Often, I watch nothing in traffic or waiting for takeout or when other people are checking email or texting. I pretend I’m checking email or texting, but instead I watch nothing. And now, even when I’m watching something, a TV show or movie, I focus on the area of the image that has the most nothing: the out-of-focus parking lot behind the actors, at the far edge of the frame; the knick-knacks in the foreground on the desktop. When video-conferencing, I watch what’s behind my interlocutor’s head, which is usually nothing.

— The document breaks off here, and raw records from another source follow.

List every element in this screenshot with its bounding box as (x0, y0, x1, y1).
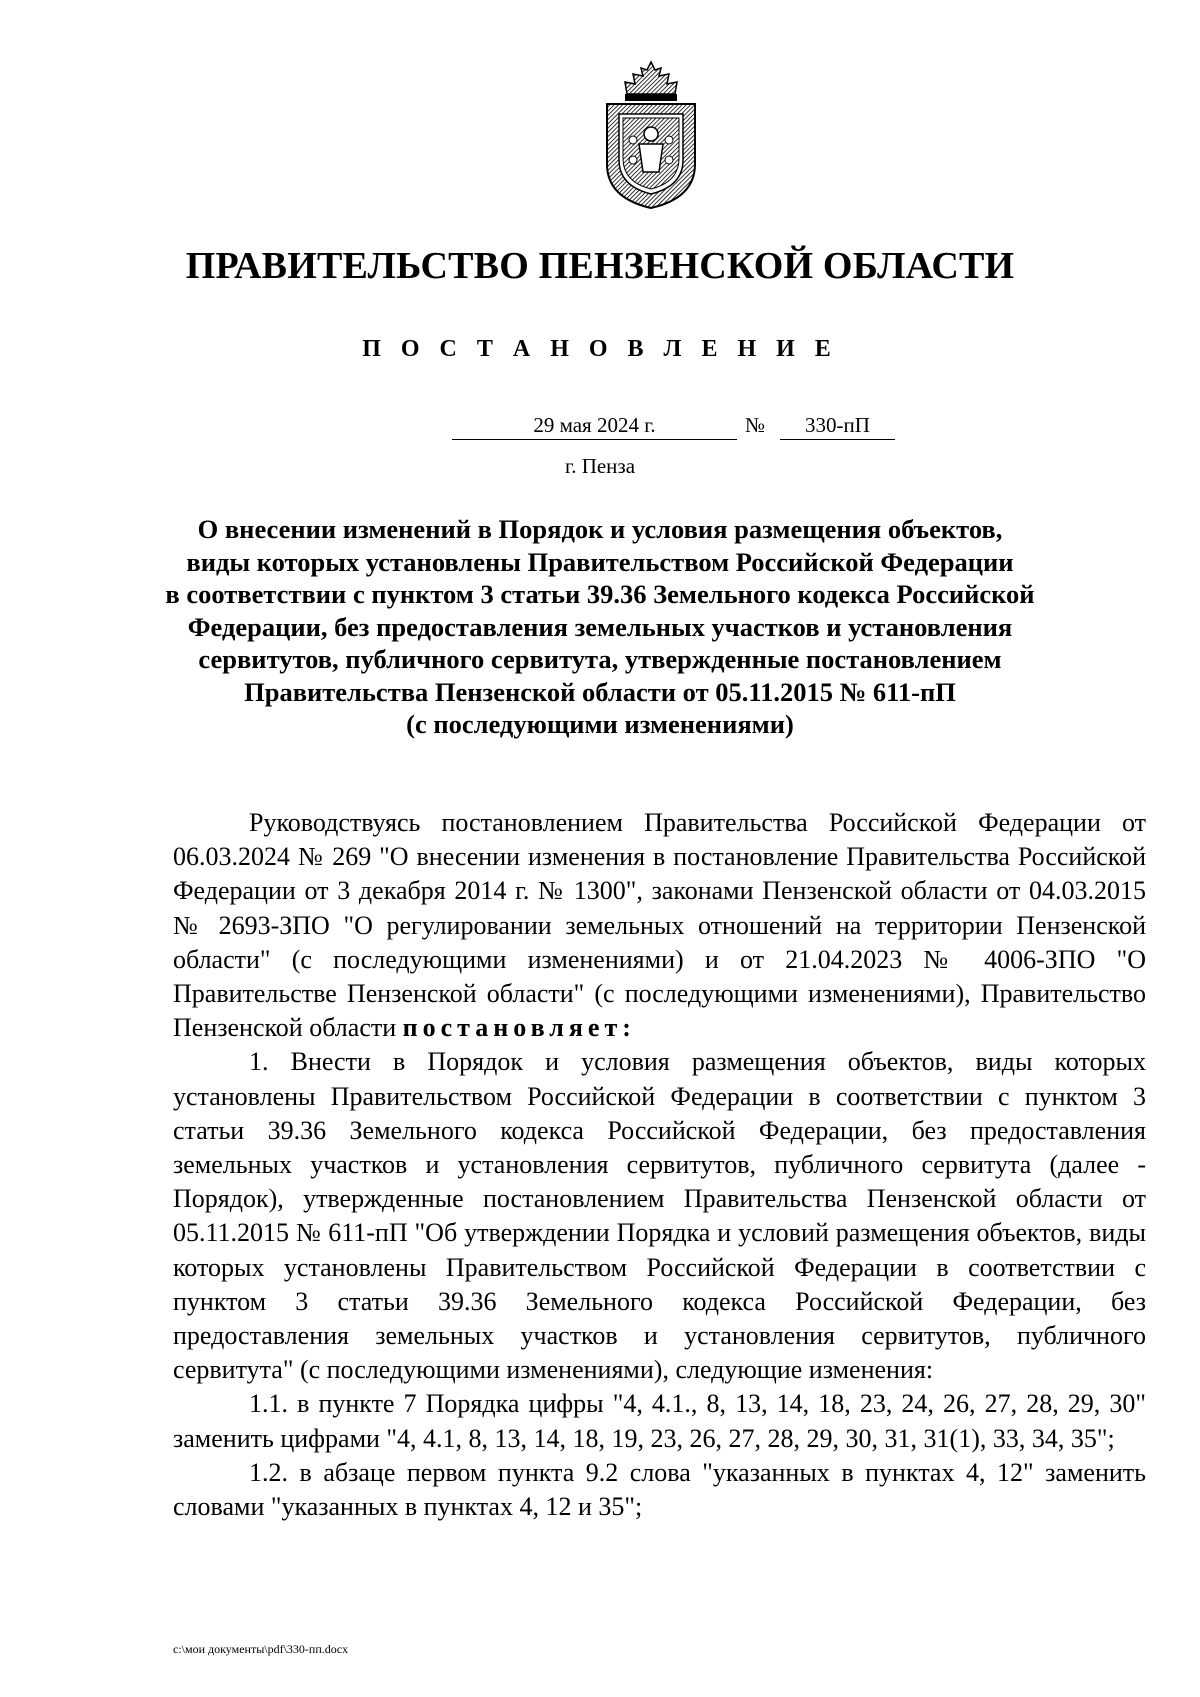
title-line: Федерации, без предоставления земельных участков и установления (187, 611, 1013, 642)
document-body (173, 806, 1146, 1524)
title-line: Правительства Пензенской области от 05.11.2015 № 611-пП (244, 676, 956, 707)
number-sign: № (745, 413, 766, 437)
item-1-2-paragraph: 1.2. в абзаце первом пункта 9.2 слова "указанных в пунктах 4, 12" заменить словами "указанных в пунктах 4, 12 и 35"; (173, 1457, 1146, 1522)
title-line: сервитутов, публичного сервитута, утвержденные постановлением (198, 644, 1002, 674)
document-number: 330-пП (780, 414, 895, 440)
date-number-line (0, 414, 1200, 444)
document-type: П О С Т А Н О В Л Е Н И Е (362, 336, 838, 362)
preamble-text: Руководствуясь постановлением Правительства Российской Федерации от 06.03.2024 № 269 "О внесении изменения в постановление Правительства Российской Федерации от 3 декабря 2014 г. № 1300", законами Пензенской области от 04.03.2015 № 2693-ЗПО "О регулировании земельных отношений на территории Пензенской области" (с последующими изменениями) и от 21.04.2023 № 4006-ЗПО "О Правительстве Пензенской области" (с последующими изменениями), Правительство Пензенской области (173, 808, 1146, 1043)
coat-of-arms-emblem (599, 60, 703, 210)
resolves-word: постановляет: (402, 1013, 636, 1043)
title-line: в соответствии с пунктом 3 статьи 39.36 Земельного кодекса Российской (165, 579, 1035, 609)
city: г. Пенза (564, 454, 636, 478)
title-line: (с последующими изменениями) (406, 709, 794, 739)
title-line: виды которых установлены Правительством Российской Федерации (186, 546, 1014, 577)
coat-of-arms-icon (599, 60, 703, 210)
document-date: 29 мая 2024 г. (452, 414, 737, 440)
resolution-title (150, 513, 1050, 741)
item-1-1-paragraph: 1.1. в пункте 7 Порядка цифры "4, 4.1., 8, 13, 14, 18, 23, 24, 26, 27, 28, 29, 30" заменить цифрами "4, 4.1, 8, 13, 14, 18, 19, 23, 26, 27, 28, 29, 30, 31, 31(1), 33, 34, 35"; (173, 1389, 1146, 1453)
organization-title: ПРАВИТЕЛЬСТВО ПЕНЗЕНСКОЙ ОБЛАСТИ (185, 245, 1015, 287)
file-path-footer: c:\мои документы\pdf\330-пп.docx (173, 1642, 349, 1656)
item-1-paragraph: 1. Внести в Порядок и условия размещения объектов, виды которых установлены Правительством Российской Федерации в соответствии с пунктом 3 статьи 39.36 Земельного кодекса Российской Федерации, без предоставления земельных участков и установления сервитутов, публичного сервитута (далее - Порядок), утвержденные постановлением Правительства Пензенской области от 05.11.2015 № 611-пП "Об утверждении Порядка и условий размещения объектов, виды которых установлены Правительством Российской Федерации в соответствии с пунктом 3 статьи 39.36 Земельного кодекса Российской Федерации, без предоставления земельных участков и установления сервитутов, публичного сервитута" (с последующими изменениями), следующие изменения: (173, 1047, 1146, 1385)
preamble-paragraph (173, 806, 1146, 1045)
title-line: О внесении изменений в Порядок и условия размещения объектов, (197, 514, 1003, 544)
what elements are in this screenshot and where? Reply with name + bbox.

I’m not sure why I’m drawn to nothing. Perhaps I’m escaping our culture’s overload of images through images. Perhaps I’m already so overloaded with images that I no longer need content, just the pure image, distilled to nothing. Perhaps I’m losing it. I do know I get tetchy if the webcam I’m watching shows more than nothing, or the wrong kind of nothing, or aspires in some artistic way to nothing: a nothing that, in showing nothing, attempts to mean more than nothing—a webcam pointed at a webcam, for example, or an intentionally empty room.

My ideal webcam, which I haven’t found, would show people only indirectly, by them not being in, but still being signaled by, nothing. I imagine a crumpled beer can, discarded in a brick alley, where weeds have worked up between the bricks and gone raggedy, and every so often the shadow of a car or garbage truck sweeps by, and the can rusts gradually or gets coated with snow, so I can’t read the label. I also imagine the corner of a gravel driveway, where the camera sits level with the stones, and the stones catch the hot noon sun.

Two decades ago, I read Joseph Heller’s Catch-22, and what’s stuck with me ever since is Heller’s description of the bombardier Yossarian lying in bed, intentionally staring at the ceiling, watching nothing. Yossarian is trying to make himself as bored as possible, because when he’s bored, time slows down, and the more time slows down, the more time he has until he has to fight again and so the more time he has to live. “He had decided to live forever,” writes Heller, “or die in the attempt.” He lives through nothing.

Watching nothing, I don’t get bored, but I do, I think, make time. Maybe even see it, and I want to see as much time as I can for as long as I can, even if what I see is nothing.